Gato Libre is a different beast altogether. Tamura is the leader here, and Fujii plays accordion throughout; they’re joined by guitarist Kazuhiko Tsumura and bassist Norikatsu Koreyasu. Their music seems to emanate from many different parts of the planet and yet from none of them. I hear tango, flamenco, Eastern European folk melodies-all sorts of things-and yet no one song is a tango, is a flamenco. This is what makes Kuro so attractive. It all sounds so familiar-Spanish? Italian?-and somehow you can’t place its origins.
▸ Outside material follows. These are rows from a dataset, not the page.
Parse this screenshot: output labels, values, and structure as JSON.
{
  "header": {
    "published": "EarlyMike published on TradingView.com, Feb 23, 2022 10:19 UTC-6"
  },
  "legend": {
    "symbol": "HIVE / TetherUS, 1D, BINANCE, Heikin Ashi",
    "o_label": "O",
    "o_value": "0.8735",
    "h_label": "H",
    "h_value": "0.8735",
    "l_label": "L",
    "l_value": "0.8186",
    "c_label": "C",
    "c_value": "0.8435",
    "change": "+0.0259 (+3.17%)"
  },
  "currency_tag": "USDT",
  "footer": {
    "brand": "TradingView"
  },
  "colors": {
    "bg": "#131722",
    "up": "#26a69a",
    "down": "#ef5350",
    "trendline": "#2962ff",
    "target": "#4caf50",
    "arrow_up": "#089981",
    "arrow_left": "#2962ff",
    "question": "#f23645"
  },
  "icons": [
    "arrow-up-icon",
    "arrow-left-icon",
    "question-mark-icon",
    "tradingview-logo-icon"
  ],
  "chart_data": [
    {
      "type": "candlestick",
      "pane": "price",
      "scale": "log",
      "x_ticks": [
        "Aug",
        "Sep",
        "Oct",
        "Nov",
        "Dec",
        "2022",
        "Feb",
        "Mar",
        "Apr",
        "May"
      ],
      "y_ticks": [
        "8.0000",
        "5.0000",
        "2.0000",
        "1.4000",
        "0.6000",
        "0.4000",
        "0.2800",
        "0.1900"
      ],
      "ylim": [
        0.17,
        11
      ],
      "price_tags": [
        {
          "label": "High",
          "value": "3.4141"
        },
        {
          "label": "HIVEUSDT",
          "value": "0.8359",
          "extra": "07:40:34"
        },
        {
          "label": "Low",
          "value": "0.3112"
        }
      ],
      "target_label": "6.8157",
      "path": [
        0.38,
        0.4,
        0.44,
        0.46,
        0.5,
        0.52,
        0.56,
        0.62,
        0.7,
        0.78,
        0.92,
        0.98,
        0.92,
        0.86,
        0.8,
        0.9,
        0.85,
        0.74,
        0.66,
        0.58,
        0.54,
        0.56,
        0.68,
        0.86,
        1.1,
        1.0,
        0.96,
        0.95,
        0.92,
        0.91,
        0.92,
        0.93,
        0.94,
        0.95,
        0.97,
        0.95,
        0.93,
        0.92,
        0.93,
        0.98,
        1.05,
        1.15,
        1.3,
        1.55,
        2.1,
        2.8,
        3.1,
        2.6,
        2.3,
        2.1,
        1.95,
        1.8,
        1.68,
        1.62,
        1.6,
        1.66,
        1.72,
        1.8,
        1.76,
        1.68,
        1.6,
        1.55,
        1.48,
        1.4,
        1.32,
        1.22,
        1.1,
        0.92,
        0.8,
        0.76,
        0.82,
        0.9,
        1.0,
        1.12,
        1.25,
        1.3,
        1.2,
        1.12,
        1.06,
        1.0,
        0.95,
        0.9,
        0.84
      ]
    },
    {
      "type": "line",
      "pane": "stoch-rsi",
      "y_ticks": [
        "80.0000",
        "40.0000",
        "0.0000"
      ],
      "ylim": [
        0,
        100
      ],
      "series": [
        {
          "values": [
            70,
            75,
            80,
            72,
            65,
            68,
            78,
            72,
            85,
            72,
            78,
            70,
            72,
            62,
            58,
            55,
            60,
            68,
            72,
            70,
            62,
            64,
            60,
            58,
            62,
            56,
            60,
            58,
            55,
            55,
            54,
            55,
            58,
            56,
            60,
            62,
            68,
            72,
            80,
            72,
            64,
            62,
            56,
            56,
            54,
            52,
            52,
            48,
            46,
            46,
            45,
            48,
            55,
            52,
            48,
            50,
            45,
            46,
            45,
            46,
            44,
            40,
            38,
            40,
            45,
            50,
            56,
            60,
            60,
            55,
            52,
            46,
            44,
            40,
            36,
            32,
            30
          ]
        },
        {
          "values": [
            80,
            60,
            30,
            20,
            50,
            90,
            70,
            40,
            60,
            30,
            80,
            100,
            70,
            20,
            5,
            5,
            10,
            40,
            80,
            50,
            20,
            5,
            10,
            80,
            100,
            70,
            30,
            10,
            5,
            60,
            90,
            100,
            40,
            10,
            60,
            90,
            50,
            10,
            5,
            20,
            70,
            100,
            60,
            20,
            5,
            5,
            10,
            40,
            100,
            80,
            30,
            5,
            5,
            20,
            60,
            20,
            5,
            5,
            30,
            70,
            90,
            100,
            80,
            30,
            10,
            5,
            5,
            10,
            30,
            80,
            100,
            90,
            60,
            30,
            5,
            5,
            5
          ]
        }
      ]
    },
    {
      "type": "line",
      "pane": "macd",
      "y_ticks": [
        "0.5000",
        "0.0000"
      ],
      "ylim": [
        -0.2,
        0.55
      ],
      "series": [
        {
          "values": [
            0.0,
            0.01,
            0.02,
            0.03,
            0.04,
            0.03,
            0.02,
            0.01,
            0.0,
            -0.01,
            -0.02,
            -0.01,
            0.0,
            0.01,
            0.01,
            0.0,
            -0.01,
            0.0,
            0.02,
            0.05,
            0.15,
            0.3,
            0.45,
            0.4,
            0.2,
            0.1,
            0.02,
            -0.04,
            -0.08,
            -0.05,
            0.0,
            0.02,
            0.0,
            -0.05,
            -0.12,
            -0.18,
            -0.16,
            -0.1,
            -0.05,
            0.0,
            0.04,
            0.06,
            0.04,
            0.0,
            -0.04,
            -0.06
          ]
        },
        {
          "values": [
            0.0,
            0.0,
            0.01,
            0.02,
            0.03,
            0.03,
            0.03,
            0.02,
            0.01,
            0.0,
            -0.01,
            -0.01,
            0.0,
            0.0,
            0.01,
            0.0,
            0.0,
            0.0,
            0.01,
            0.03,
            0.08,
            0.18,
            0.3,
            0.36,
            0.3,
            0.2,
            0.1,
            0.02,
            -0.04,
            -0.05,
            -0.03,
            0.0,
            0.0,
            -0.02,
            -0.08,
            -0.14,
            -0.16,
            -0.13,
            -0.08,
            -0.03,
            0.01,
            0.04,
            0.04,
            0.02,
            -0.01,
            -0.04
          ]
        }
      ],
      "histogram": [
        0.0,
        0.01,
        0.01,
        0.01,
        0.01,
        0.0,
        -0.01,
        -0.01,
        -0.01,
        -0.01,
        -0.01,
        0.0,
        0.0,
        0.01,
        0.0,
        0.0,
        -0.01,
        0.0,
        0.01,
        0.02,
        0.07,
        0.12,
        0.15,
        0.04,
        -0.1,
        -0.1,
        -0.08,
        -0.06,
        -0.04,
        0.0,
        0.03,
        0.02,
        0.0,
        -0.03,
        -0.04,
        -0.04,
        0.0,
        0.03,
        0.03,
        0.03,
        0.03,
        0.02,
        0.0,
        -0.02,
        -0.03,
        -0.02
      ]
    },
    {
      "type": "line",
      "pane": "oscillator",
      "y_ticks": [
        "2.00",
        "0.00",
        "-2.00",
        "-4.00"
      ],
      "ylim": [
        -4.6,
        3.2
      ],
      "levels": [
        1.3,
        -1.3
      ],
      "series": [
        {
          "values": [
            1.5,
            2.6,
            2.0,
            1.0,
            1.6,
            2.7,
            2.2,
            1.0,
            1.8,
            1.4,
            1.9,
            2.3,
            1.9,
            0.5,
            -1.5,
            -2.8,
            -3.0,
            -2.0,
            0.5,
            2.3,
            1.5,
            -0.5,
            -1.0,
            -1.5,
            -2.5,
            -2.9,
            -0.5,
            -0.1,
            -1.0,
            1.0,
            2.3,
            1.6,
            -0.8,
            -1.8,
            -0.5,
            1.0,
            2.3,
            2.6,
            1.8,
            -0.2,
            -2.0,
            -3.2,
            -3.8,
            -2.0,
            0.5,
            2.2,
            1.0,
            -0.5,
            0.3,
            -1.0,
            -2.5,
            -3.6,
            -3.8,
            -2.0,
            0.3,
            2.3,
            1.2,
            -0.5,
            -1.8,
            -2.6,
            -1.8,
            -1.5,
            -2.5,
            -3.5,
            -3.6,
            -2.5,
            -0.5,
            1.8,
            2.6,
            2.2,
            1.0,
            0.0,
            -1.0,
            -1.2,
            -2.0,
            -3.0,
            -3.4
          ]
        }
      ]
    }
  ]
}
The compositions are all Tamura’s, so you haven’t heard them before. The musicians play with elegance and respect for the written form; the absence of percussion makes that all the more evident. The waltz “Patrol” is an interesting piece of writing, one where the lead voice alternates among trumpet, accordion and guitar from measure to measure. “Battle” has its participants gearing up for one, as they each make opening statements before waging war on one another, all in the name of improvisation. Elsewhere, there is nothing but loveliness. The closing title track is an exercise in creating simple beauty.
Dropping three albums in one day is no great accomplishment for someone like Satoko Fujii. Dropping three great albums like these-well, that’s another matter entirely. Keep them coming, Satoko.